Dua hari yang lalu, Sabtu tanggal 29 Desember saya bersama Alek, Ari, Mirza, mba Runy, mba Uwik, Endra, mas Delta, dan Wibawa/Liteng Huang *temen dari China nih* berpetualang ke dua tempat sekaligus, Gunung Api Purba Nglanggeran dan Pantai Somandeng Wonosari. Pukul 07.00 kami semua berkumpul di C15 FBS UNY dan sekitar jam 8-an kami berangkat menuju tempat pertama yaitu Gunung Api Purba. Satu jam perjalanan sampai akhirnya kami tiba di tempat tujuan. Tapi sebelum kami menuju loket tiket, kami mampir di warung yang ada di dekat situ dulu, untuk membukungkus bekal makanan. Semua belum sarapan soalnya pas kesini, nah nanti makan bersama di puncak.

Makanan selesai dibungkus, kalau minum memang sudah disiapkan sebelum berangkat.
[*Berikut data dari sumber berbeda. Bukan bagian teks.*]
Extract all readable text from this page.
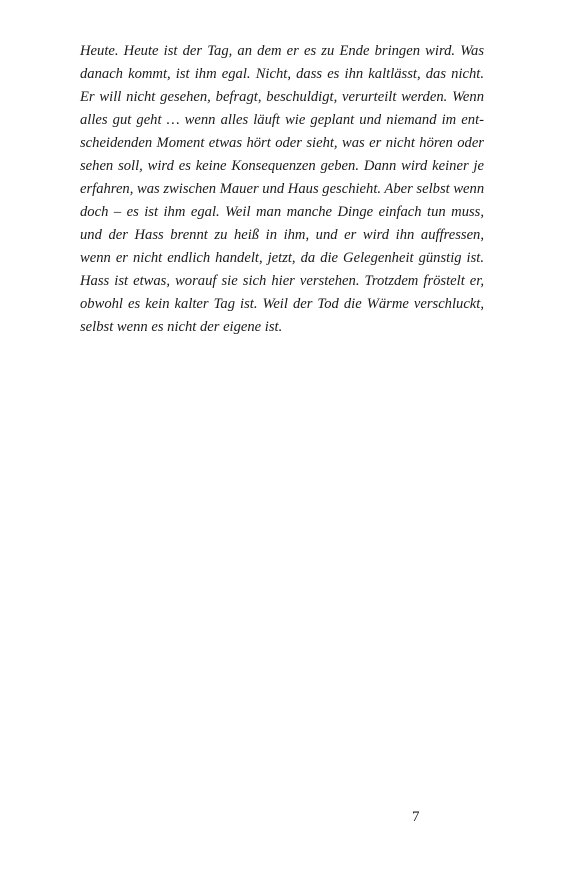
Heute. Heute ist der Tag, an dem er es zu Ende bringen wird. Was
danach kommt, ist ihm egal. Nicht, dass es ihn kaltlässt, das nicht.
Er will nicht gesehen, befragt, beschuldigt, verurteilt werden. Wenn
alles gut geht … wenn alles läuft wie geplant und niemand im ent-
scheidenden Moment etwas hört oder sieht, was er nicht hören oder
sehen soll, wird es keine Konsequenzen geben. Dann wird keiner je
erfahren, was zwischen Mauer und Haus geschieht. Aber selbst wenn
doch – es ist ihm egal. Weil man manche Dinge einfach tun muss,
und der Hass brennt zu heiß in ihm, und er wird ihn auffressen,
wenn er nicht endlich handelt, jetzt, da die Gelegenheit günstig ist.
Hass ist etwas, worauf sie sich hier verstehen. Trotzdem fröstelt er,
obwohl es kein kalter Tag ist. Weil der Tod die Wärme verschluckt,
selbst wenn es nicht der eigene ist.
7
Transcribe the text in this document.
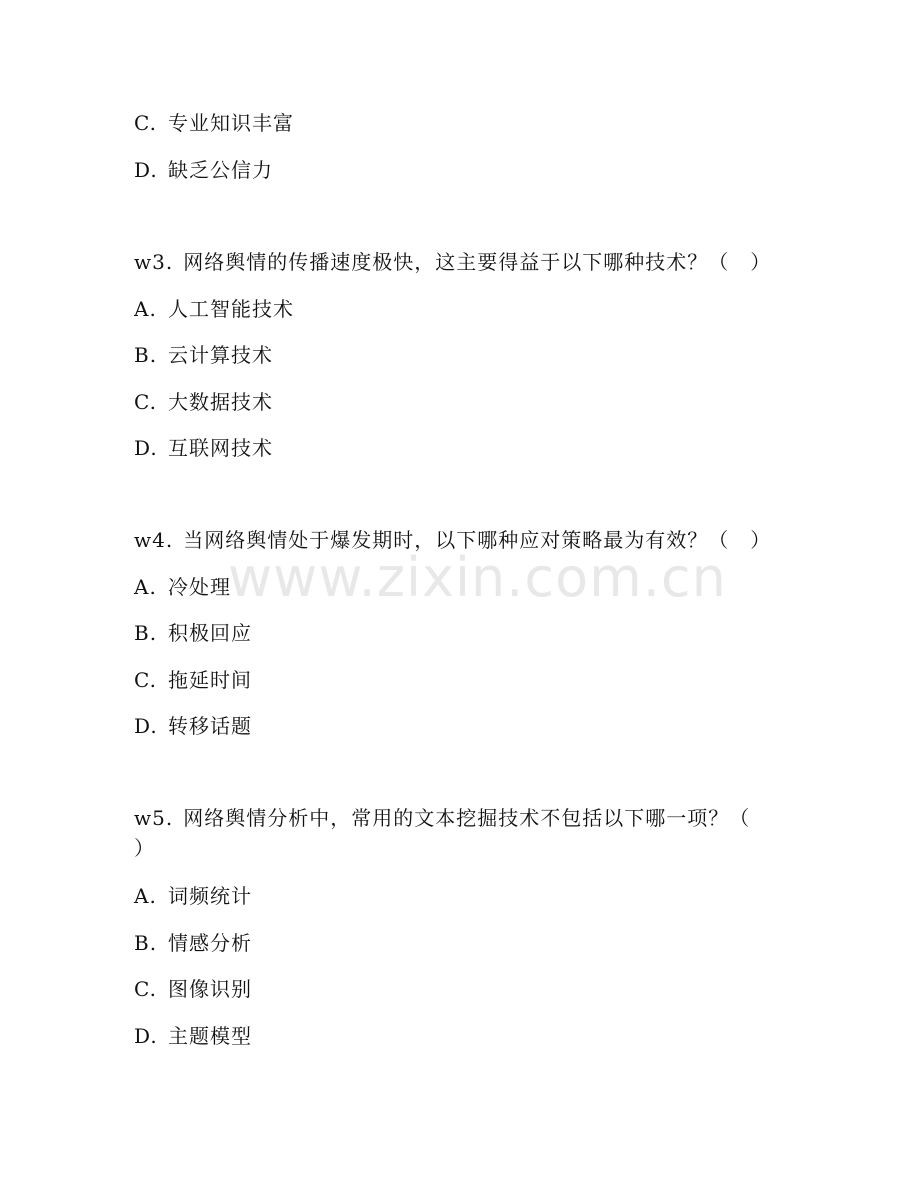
www.zixin.com.cn
C. 专业知识丰富
D. 缺乏公信力
w3. 网络舆情的传播速度极快，这主要得益于以下哪种技术？（　）
A. 人工智能技术
B. 云计算技术
C. 大数据技术
D. 互联网技术
w4. 当网络舆情处于爆发期时，以下哪种应对策略最为有效？（　）
A. 冷处理
B. 积极回应
C. 拖延时间
D. 转移话题
w5. 网络舆情分析中，常用的文本挖掘技术不包括以下哪一项？（
）
A. 词频统计
B. 情感分析
C. 图像识别
D. 主题模型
Berikutnya membeli tiket. Pertama kali saya ke sini bersama Spartan, harga tiket masuk ke tempat wisata Gunung Api Purba ini masih Rp. 3.000/orang, sekarang udah naik menjadi Rp. 4.000/orang. Setelah mendapatkan tiket, kami memulai pendakian, medan yang sekarang lebih sulit karena sedang musim hujan. Jadi jalur pendakiannya agak licin, sehingga cukup kesulitan bagi Mirza yang sepatunya licin, Liteng Huang yang mungkin ketika di China jarang main seperti ini, dan mba Uwik mba Runy yang naik ke puncak memakai jeans -__- Kalo saya, Alek, Ari, Endra, dan mas Delta sih tidak ada masalah, persiapannya pas.

Menuju puncak pertama
Dalam perjalanan menuju puncak pertama, belum ada kendala yang berarti, jalannya sudah dibikin tangga semen -_- malah seperti naik ke GK1 lantai dua, tidak seperti tracking. Ketika sampai di puncak pertama, tidak banyak ngomong dan tidak banyak gerak, langsung menyantap makanan yang udah dibungkus tadi. Naik gunung belum sarapan, semua merasa lapar Sekali. Makan-makannya nikmat, nyaman sekali suasananya. Baru pertama nih bungkus makanan trus makannya di puncak sambil melihat pemandangan, padahal biasanya makan di PKM. Setelah makan dan tenaga sudah kembali, kami belum lanjut berfoto ria dulu, buat dokumentasi men. setelah itu baru melanjutkan pendakian.

Makan-makan
Setelah ngerasa cukup bermain di puncak yang pertama kamipun ngelanjutin perjalanan ke puncak yang berikutnya, disini Mirza dan Liteng sudah mulai terlihat kesulitan. Seringkali mereka terpleset karena medannya yang cukup licin, begitu juga dengan mba Uwik dan mba Runy. Tapi malah kebanyakan si Liteng Huang (Wibawa *nama Indo*) keplesetnya :D sandalnya super licin soalnya. Dari raut wajahnya kelihatan kalau ini pengalaman pertamanya mendaki seperti ini, tapi dia tetep semangat, soalnya kami bilang sekali- sekali main kaya gini gak apa-apa buat pengalaman.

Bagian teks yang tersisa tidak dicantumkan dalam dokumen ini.